Help ASAP Please check to see if I have the last part correct. Thanks
A basketball player makes 80% of her free throws. Recently during a very close game, she shot 5 free throws near the end of the game and missed 3 of them. The fans booed. What is the probability of her missing 3 (or more) free throws out of 5? Set up and conduct a simulation (using the random digits below) with 10 repetitions.
83234602784360127630126087268768056651093246461081275417450
17491243217468017649817480716408712807408783402746237416207
48648148631085738
0-7 hit and 0,8,9 miss
83234 mhhhh
60278 hmhhm
43601 hhhmh
27630 hhhhm
12608 hhhmm
72687 hhhmh
68056 hmmhh
65109 hhhmh
32464 hhhhh
61081 hhmmh
In 10 repetitions, there was know instance where 3 or more out of 5 free throw missed. So the probability her missing 3 or more out of 5 free throw is 0/10=0% or 0.0%
5 of 5
4 of 5
3 of 5
2 of 5
1 of 5
0 of 5
To calculate the probability of the basketball player missing 3 or more free throws out of 5, we can rely on a simulation using the provided random digits.
Let's go through the process of conducting the simulation step-by-step:
1. Start by grouping the random digits into pairs. Since we need 10 repetitions, we will have 10 pairs of random digits.
Pair 1: 83
Pair 2: 23
Pair 3: 46
Pair 4: 02
Pair 5: 78
Pair 6: 43
Pair 7: 60
Pair 8: 27
Pair 9: 63
Pair 10: 01
2. We know that a hit corresponds to random digits 0-7, and a miss corresponds to random digits 8 and 9.
3. For each pair of random digits, use them to determine whether the basketball player made or missed a free throw.
Pair 1 (83): Miss
Pair 2 (23): Miss
Pair 3 (46): Miss
Pair 4 (02): Miss
Pair 5 (78): Miss
Pair 6 (43): Miss
Pair 7 (60): Miss
Pair 8 (27): Miss
Pair 9 (63): Miss
Pair 10 (01): Hit
Based on this simulation, the basketball player missed all 5 free throws. Therefore, the probability of her missing 3 or more free throws out of 5 is 1 (since all 5 were missed) out of 10 (the total number of repetitions), which can be simplified to 1/10 or 0.1 or 10%.
Note: Your previous statement that "In 10 repetitions, there was no instance where 3 or more out of 5 free throws were missed" is incorrect, as per the simulation provided.

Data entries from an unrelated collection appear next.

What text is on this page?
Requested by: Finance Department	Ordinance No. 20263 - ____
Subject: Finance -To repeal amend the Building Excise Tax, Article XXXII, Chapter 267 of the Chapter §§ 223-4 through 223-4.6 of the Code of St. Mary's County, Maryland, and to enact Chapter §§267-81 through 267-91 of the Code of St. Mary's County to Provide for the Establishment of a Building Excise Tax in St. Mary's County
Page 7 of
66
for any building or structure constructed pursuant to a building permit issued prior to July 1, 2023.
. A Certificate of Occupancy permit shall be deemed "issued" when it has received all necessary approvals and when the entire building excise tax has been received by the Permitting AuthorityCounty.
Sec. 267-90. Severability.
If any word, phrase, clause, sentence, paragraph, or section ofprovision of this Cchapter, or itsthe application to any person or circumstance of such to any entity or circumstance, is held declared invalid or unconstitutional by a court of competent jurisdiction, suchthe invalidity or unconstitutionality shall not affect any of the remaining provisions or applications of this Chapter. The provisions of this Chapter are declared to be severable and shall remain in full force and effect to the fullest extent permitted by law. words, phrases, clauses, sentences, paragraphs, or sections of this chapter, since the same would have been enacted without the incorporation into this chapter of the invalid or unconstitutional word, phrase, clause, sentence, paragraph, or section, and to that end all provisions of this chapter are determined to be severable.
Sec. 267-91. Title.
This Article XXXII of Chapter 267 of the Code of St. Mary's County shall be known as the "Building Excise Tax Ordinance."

To find the probability of the basketball player missing 3 or more free throws out of 5, we can simulate the process using the given random digits. The random digits provided are used to determine whether each free throw is a hit (0, 1, 2, 3, 4, 5, 6, or 7) or a miss (8 or 9).
By analyzing the simulation results, we can determine the number of instances where the player misses 3 or more out of 5 free throws.
Let's go through the simulation results you provided:
1st repetition: 83234 - This means the player missed the first three free throws and hit the last two.
2nd repetition: 60278 - In this case, the player missed the 2nd, 4th, and 5th free throws.
3rd repetition: 43601 - The player missed the 1st, 4th, and 5th free throws.
4th repetition: 27630 - Here, the player missed the last three free throws.
5th repetition: 12608 - The player missed the 3rd, 4th, and 5th free throws.
6th repetition: 72687 - In this repetition, the player missed the 3rd, 4th, and 5th free throws.
7th repetition: 68056 - Here, the player missed the 2nd and 3rd free throws.
8th repetition: 65109 - The player missed the 3rd, 4th, and 5th free throws.
9th repetition: 32464 - In this case, the player missed all five free throws.
10th repetition: 61081 - Finally, the player missed the 3rd and 4th free throws.
From the 10 repetitions, we can see that there were no instances where the player missed 3 or more out of 5 free throws. Therefore, the probability of her missing 3 or more out of 5 free throws based on this simulation is 0/10, which is equal to 0% or 0.0%.
To summarize, the basketball player has a 0% chance of missing 3 or more free throws out of 5 based on the given simulation results.